Despite onerous sanctions that have basically shut Iran out of the global financial system, the country is still finding some ways to bypass them, the Treasury Department said Thursday, describing what it called a small but “emerging threat” to the effectiveness of the sanctions effort.
Adam Szubin, director of the Treasury’s Office of Foreign Assets Control, which supervises American enforcement of the sanctions, said the Iranians were using private exchange houses and trading companies in other countries, masking transactions with fake identities and relying on the paperless practice known as hawala, common in parts of the Middle East and Asia, in which money is transferred informally and often illegally through trustworthy couriers.
Mr. Szubin’s office issued an advisory on Thursday aimed at informing American financial institutions about ...Iranian evasion techniques to circumvent the sanctions...
The most vexing sanctions, from Iran’s viewpoint, are financial prohibitions that have blacklisted many Iranian banks, denied them access to international money and credit channels and severely restricted Iran’s ability to sell oil, the most important Iranian export. A new law signed by President Obama this month expands the sanctions to include shipping, shipbuilding and energy concerns, which are likely to hurt many Iranian industries, including construction, machinery and automaking.
..."Increasingly we’re seeing them turn to trading houses in third countries,” [Mr. Szubin] said, “to facilitate movement of money that would ordinarily go through a bank.”

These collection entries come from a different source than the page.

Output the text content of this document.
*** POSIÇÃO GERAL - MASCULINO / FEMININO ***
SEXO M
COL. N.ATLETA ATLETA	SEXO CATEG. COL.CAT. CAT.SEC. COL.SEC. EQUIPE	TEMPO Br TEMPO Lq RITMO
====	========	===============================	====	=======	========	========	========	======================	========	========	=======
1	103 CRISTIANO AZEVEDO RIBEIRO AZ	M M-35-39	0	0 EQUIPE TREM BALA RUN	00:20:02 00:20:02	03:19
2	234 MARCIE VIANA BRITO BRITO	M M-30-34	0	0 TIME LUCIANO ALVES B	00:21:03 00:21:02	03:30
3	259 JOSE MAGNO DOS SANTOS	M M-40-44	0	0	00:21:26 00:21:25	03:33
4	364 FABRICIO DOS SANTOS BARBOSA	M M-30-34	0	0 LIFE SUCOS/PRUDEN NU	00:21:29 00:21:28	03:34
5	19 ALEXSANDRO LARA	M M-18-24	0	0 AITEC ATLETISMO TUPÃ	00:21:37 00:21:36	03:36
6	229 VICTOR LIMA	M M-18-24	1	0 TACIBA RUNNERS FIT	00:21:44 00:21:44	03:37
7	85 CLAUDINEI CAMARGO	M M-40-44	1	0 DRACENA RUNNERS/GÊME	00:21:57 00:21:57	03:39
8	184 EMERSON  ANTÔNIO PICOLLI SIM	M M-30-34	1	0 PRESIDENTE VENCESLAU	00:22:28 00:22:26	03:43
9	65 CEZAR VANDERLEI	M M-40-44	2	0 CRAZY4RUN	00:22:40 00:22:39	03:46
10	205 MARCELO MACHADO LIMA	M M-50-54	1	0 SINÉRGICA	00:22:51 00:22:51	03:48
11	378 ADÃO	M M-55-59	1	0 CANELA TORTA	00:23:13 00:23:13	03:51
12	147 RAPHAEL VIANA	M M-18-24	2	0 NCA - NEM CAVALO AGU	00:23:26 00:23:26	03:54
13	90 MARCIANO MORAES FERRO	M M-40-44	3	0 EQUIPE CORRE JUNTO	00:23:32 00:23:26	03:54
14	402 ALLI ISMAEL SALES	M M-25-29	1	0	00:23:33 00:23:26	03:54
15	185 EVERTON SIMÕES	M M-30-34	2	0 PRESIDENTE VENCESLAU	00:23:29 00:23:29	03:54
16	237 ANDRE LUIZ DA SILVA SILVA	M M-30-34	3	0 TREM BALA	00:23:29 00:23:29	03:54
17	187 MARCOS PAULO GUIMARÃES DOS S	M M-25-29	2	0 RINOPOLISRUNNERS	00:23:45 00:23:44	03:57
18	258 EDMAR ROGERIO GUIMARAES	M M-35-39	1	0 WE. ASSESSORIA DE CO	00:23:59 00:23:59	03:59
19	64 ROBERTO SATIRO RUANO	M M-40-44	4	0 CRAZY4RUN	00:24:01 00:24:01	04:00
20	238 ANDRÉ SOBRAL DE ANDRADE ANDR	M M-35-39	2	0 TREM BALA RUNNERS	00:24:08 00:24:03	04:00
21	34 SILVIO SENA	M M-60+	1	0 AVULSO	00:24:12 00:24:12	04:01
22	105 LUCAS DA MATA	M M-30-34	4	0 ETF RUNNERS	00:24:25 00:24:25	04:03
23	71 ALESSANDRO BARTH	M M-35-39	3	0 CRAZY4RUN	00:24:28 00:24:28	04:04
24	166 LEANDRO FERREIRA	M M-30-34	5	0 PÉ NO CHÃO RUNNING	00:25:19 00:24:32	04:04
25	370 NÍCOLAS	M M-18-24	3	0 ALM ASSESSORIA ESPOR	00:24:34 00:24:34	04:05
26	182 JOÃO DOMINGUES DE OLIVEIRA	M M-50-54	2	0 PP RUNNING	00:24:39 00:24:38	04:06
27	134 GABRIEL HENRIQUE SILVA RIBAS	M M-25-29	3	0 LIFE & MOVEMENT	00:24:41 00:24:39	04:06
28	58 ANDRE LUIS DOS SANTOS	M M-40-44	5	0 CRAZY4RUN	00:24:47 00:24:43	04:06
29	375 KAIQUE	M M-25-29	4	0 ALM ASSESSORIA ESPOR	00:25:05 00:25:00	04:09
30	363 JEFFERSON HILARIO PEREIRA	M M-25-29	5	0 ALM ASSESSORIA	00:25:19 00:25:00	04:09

The practice of hawala, he said, is much more difficult to monitor and disrupt. “That said, hawalas are even less perfect substitutes for banks,” he said. “It’s a mechanism that only works if you have absolute trust of the individuals involved.”
...Iranian officials have increasingly acknowledged that the American sanctions, coupled with a European Union oil embargo that took effect in July, are causing severe financial difficulties and aggravating problems caused in part by the government’s own economic mismanagement. Even the oil minister, who had repeatedly denied the sanctions were having an effect, acknowledged this week that oil exports and revenue plunged by more than 40 percent last year compared with the year before.
On Wednesday, Iran’s Central Bank said the annual inflation rate reached 27.4 percent at the end of 2012, one of the highest rates ever quoted. But private economists say even that figure vastly understates the real inflation rate and fails to fully account for a plunge in the value of Iran’s currency, the rial, which lost about 50 percent of its worth against the dollar in the past year.
Steve H. Hanke, a Johns Hopkins University economics professor and senior fellow at the Cato Institute, a conservative Washington research group, who has been following Iran’s case, said the official inflation rate reflected what he called the Central Bank’s “habit of failing to release useful economic data, and what it does release often has what I would describe as an ‘Alice in Wonderland’ quality.”
By Mr. Hanke’s calculations, Iran’s inflation rate last year was 110 percent.